Eine geradezu phantastische Voraussetzung für ein erfolgreiches Unterfangen mit der Borussia. Noch während böswillige Zungen eine laxe Berufsauffassung attestieren wollen, gilt es Einhalt zu gebieten. Will sagen, wer seinen Kritikern mit dem Brustton der Überzeugung entgegenschmettern kann: «Ich brauch Euren Scheiß nicht mehr, und wenn mir einer hier blöd kommt, dann sucht Euch halt einen anderen Deppen!», der weiß mit größtanzunehmender Sicherheit, was er denn tatsächlich will. Das war zuletzt nicht immer so. (Es ist darüber hinaus zu wünschen, daß auch die allzeit bereiten Herren vom Boulevard diese Worte aufmerksam mitgeschrieben haben) Der letzte Trainer in Diensten der Borussia dem eine ähnlich fundamentale Berufsauffassung nachgesagt werden konnte, war der großartige Hans Meyer, gerade erst wiederentdeckt in Nürnberg, ebenfalls mit großer Wirkung. Erfolg durch Kontinuität, Qualitätsarbeit dank Beharrlichkeit.
Der ein oder andere Spieler im aktuellen Kader wird den neuen Konzeptfußball in der kommenden Spielzeit nicht mehr miterleben dürfen, davon ist auszugehen. Und das ist vielleicht gar nicht schlecht. Auch wenn man es fast ein bißchen Leid war. Die x-te Erneuerung der Mannschaft war zwingend notwendig. Dringend gefordert wurde ein echter 10er, den scheinen wir nun zu bekommen. Obendrein ist es noch ein bißchen mehr geworden. Also doch, vergleichen wir die Namen und die bisherigen Meriten, um zum Ausgangspunkt zurückzukehren, ein bißchen mehr Masse statt Klasse? Nicht unbedingt. Die von Jupp Heynckes und Peter Pander initiierte Frischzellenkur wird in der kommenden Saison Früchte tragen. Das defensive Spiel mit der Doppelsechs ist bereits einstudiert.
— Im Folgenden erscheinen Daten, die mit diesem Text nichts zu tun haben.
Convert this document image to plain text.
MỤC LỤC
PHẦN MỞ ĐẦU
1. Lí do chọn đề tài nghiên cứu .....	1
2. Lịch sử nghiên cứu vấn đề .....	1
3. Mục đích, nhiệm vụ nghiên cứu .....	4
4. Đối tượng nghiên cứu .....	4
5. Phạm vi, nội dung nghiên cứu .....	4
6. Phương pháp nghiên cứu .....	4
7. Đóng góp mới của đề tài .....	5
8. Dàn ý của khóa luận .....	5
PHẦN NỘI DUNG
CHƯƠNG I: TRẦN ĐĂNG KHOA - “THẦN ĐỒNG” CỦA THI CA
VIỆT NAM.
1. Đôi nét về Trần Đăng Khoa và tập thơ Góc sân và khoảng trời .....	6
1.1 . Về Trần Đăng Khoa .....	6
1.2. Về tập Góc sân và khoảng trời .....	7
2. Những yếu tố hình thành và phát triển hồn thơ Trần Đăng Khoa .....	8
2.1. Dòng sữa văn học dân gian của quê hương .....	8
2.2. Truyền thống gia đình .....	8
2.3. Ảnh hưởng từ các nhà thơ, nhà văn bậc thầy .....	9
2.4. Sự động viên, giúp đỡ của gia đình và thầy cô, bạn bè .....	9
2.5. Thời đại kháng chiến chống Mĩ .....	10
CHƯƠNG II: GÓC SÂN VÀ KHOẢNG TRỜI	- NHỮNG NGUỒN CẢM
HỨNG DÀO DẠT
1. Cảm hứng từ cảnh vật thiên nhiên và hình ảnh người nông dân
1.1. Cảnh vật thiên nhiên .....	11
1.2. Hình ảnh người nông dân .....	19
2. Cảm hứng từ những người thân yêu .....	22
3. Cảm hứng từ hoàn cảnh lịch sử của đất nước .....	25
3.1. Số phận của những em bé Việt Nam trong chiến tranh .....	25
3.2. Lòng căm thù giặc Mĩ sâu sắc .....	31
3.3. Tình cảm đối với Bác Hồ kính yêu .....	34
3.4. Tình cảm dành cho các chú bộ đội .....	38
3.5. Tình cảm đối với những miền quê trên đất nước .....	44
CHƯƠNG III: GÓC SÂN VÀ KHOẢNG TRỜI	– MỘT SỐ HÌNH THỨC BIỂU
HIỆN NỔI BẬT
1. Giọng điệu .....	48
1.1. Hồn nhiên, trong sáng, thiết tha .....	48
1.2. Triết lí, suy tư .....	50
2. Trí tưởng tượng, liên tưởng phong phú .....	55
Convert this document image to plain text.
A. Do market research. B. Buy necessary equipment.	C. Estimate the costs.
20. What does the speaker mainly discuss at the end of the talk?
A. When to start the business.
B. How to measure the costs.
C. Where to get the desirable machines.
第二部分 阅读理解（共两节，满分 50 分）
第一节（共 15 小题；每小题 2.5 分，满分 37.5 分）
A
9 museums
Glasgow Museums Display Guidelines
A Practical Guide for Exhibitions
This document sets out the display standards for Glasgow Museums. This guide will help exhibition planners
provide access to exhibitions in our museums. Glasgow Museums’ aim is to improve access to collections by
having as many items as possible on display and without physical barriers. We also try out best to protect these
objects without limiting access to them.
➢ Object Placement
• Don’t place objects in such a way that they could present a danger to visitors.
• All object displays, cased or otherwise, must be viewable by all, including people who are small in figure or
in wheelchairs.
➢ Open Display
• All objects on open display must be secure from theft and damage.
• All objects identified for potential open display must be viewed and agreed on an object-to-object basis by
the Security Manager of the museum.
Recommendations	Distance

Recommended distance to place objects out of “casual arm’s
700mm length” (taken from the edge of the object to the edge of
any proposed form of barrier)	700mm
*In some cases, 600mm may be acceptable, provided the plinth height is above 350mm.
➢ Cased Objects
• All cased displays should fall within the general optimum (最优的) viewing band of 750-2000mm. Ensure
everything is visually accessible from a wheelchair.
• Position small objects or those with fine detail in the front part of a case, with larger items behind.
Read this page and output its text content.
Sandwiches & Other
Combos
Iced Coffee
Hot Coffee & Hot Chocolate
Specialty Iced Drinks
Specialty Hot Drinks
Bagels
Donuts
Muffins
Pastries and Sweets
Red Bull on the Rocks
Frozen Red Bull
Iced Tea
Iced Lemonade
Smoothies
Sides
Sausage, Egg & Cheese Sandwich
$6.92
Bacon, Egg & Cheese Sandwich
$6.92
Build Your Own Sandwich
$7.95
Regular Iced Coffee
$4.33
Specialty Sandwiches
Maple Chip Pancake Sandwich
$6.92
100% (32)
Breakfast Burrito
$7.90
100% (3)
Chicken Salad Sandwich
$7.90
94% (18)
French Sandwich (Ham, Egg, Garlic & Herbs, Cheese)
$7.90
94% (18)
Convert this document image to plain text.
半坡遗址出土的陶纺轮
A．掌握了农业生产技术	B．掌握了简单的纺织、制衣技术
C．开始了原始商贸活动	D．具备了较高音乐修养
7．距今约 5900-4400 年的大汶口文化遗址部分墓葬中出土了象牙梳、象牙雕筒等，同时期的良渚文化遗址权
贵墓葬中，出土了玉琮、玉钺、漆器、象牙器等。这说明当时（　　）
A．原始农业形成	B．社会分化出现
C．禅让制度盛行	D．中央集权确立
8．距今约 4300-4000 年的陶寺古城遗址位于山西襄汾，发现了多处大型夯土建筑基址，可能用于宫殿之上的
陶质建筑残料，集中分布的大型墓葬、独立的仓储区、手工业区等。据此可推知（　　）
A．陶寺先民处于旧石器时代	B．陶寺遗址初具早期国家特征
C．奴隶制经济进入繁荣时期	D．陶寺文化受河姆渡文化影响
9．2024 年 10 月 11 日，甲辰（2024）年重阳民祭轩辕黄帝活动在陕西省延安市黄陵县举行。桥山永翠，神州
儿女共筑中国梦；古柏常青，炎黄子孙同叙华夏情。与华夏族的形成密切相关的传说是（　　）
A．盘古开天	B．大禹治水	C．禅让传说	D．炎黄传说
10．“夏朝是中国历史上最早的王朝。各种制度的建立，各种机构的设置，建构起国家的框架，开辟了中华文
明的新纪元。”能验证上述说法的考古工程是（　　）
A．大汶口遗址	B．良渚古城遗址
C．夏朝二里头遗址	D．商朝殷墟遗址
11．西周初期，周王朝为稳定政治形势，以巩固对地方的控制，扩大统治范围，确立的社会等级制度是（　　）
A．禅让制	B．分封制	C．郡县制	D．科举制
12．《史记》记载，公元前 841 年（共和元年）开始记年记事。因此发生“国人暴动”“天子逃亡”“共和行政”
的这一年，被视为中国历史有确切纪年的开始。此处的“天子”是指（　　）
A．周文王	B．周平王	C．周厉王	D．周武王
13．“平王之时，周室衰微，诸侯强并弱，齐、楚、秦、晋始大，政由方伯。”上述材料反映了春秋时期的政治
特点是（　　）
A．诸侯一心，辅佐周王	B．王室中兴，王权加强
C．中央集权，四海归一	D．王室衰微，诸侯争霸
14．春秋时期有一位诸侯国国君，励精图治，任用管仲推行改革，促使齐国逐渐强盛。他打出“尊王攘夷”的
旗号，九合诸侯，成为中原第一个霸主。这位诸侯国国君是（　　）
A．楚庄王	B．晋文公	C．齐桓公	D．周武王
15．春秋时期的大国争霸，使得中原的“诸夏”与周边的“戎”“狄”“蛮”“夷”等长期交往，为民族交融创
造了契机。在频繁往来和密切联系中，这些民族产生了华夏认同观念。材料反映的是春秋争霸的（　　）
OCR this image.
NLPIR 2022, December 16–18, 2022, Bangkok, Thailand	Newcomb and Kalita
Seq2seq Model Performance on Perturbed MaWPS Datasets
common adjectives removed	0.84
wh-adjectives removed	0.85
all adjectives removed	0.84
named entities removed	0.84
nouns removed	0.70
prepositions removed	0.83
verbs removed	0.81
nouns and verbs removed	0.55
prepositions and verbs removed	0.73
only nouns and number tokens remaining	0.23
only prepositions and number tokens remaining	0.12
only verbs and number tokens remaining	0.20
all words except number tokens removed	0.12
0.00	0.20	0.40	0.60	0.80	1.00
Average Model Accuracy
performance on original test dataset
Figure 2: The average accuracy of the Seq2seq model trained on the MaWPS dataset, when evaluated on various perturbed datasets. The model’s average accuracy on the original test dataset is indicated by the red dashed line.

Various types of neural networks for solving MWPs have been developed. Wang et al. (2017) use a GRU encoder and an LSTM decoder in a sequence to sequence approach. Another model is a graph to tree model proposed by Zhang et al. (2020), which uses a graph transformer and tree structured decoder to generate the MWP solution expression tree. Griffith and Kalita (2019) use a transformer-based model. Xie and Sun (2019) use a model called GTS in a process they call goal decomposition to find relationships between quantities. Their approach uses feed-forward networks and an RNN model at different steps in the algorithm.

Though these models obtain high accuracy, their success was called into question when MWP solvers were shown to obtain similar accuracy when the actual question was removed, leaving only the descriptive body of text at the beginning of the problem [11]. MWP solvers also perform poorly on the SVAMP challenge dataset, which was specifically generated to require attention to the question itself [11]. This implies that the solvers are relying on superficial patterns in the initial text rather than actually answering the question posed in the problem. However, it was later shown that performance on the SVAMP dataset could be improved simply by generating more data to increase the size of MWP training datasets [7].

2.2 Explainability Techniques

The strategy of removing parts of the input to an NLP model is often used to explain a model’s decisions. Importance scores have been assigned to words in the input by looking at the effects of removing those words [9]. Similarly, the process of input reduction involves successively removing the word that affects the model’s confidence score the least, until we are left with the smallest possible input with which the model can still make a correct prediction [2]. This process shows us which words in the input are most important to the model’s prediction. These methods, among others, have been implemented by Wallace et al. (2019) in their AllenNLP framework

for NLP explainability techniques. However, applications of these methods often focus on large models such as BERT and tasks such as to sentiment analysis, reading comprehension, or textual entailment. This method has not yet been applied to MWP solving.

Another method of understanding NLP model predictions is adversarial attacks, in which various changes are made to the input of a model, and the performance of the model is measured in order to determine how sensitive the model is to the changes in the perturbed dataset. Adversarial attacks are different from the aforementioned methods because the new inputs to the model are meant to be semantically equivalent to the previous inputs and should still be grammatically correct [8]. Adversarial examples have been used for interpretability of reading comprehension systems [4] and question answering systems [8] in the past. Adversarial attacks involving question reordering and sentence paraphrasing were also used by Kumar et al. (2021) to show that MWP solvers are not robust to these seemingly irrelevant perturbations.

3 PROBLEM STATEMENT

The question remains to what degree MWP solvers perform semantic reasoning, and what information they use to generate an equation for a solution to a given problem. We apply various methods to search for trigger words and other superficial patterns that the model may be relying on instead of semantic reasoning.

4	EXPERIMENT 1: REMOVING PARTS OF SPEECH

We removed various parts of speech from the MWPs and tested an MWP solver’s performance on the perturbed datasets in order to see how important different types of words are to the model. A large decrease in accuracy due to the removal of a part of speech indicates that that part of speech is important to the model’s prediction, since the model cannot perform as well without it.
Bleibt genug Zeit, den Kader auf das Offensivspiel mit Spielmacher vorzubereiten. Und wenn dann noch die erholten WM-Helden zum Team stoßen, dann kann eigentlich nichts mehr schiefgehen. Die wissen ja bereits, was man mit akribischer Arbeit und jugendlichem Elan so alles erreichen kann.